Haverá ainda prorrogação, mas só um milagre reverterá o jogo no
espaço senatorial em que se fará o julgamento dos inexistentes crimes da
mandatária afastada. Um bloco partidário e social comandado pelo PMDB se formou
para isolar, desmoralizar e, caso possível, extinguir o arco de forças
comandado por Lula. O lulismo não morreu, mas talvez sejam necessários anos
para reconstruir as condições de disputa perdidas na manhã da quinta passada
(12).
Pois embora o fator econômico tenha sido decisivo, não se tratou
da mera derrocada de um governo associado a desemprego, inflação e queda da
renda. Foi também o resultado das revelações e da manipulação da Mãos Limpas
nacional, conhecida como Lava Jato. Dilma subestimou o tamanho dessas duas
encrencas, que apareceram com nitidez no último ano do seu primeiro mandato.
Se a antiga ministra da Casa Civil tivesse percebido a força da
coalizão capitalista consolidada em torno do ajuste recessivo assim como o
potencial que a delação premiada traria à investigação na Petrobras, o mais
racional era ter entregue a recandidatura a Lula. O ex-presidente reunia
melhores condições para o pugilato de pesos-pesados.
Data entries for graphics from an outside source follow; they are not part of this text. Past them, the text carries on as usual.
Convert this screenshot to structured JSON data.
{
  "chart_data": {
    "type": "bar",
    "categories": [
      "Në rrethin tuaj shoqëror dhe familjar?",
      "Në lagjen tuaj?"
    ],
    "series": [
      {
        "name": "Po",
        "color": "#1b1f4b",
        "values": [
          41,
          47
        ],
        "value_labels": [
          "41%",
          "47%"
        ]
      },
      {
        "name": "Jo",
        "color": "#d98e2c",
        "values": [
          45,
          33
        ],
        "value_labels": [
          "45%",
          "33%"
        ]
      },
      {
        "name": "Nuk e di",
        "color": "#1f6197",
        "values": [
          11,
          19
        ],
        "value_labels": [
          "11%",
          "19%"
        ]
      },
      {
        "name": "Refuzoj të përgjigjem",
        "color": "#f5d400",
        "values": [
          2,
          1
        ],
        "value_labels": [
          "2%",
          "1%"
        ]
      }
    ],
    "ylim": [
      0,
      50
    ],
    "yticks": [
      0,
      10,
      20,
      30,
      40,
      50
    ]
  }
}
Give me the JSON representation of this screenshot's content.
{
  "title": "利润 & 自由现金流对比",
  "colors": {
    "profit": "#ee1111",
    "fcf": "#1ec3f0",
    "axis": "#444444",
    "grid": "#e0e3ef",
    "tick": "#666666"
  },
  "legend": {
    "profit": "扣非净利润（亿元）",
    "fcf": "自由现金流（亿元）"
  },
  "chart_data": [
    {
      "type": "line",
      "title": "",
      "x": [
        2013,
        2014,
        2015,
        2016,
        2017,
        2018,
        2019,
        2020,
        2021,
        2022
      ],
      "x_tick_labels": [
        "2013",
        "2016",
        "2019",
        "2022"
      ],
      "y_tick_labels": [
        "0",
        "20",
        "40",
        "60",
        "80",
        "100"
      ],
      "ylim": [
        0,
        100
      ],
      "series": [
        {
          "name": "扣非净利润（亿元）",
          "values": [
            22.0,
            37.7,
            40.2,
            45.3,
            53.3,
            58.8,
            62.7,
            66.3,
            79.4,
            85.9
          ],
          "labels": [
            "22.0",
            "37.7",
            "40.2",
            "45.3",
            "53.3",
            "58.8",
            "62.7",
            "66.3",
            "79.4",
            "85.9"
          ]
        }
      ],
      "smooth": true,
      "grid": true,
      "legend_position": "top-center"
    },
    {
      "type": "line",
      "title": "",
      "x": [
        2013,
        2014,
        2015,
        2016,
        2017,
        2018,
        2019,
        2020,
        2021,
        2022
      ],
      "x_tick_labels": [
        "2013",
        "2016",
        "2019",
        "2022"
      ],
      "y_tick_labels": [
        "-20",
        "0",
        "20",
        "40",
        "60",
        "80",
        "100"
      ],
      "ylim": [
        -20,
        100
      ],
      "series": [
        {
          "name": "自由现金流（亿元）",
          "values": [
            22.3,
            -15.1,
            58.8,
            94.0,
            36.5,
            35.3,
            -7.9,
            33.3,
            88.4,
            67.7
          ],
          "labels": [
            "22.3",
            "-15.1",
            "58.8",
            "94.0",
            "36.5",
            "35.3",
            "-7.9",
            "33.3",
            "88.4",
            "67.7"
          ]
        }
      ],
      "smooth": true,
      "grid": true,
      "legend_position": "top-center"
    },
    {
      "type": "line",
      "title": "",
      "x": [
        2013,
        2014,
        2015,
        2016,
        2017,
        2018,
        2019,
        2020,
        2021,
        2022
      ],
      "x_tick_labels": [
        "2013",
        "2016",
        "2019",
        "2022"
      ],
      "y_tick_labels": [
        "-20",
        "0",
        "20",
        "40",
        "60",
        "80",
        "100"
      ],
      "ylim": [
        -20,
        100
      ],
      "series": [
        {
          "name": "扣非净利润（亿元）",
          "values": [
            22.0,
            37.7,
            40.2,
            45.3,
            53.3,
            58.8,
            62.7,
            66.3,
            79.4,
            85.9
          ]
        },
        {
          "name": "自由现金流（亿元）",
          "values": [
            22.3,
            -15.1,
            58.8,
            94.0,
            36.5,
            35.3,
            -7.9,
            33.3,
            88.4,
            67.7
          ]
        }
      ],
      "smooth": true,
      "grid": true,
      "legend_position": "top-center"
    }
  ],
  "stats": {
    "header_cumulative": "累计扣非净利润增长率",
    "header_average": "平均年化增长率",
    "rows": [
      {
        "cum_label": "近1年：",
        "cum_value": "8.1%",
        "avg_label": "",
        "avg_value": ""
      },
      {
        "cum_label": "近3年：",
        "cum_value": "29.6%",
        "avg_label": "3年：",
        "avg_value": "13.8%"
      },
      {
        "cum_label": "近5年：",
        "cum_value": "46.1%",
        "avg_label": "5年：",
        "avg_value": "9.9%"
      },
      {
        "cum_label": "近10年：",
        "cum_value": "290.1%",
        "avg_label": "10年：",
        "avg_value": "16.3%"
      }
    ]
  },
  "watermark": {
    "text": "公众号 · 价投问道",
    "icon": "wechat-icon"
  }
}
Só o tempo dirá em que ponto do percurso Sergio Moro, Deltan
Dallagnol e outros personagens das investigações resolveram colocar a bomba
atômica que controlavam a serviço da demolição do lulismo. De toda maneira, em
março deste ano, quando o juiz curitibano fez a condução coercitiva de Lula e a
divulgação do diálogo deste com Dilma, ficou claro que já não havia isenção.
Independentemente das falhas de avaliação de Dilma, o lulismo
foi incapaz de oferecer uma narrativa coerente sobre a avalanche de acusações
formuladas pelo Partido da Justiça sediado em Curitiba. De outro lado, a mídia
estimulou um clima de caça às bruxas decisivo para cimentar a maioria que deu
suporte ao golpe parlamentar.
Com a traumática derrubada do lulismo, interrompe-se mais uma
vez a tentativa — no fundo a mesma de Getúlio Vargas — de integrar os pobres
por meio de uma extensa conciliação de classe. Venceu de novo a forte
resistência nacional a qualquer tipo de mudança verdadeiramente civilizatória.
Mesmo a mais moderada e conciliadora.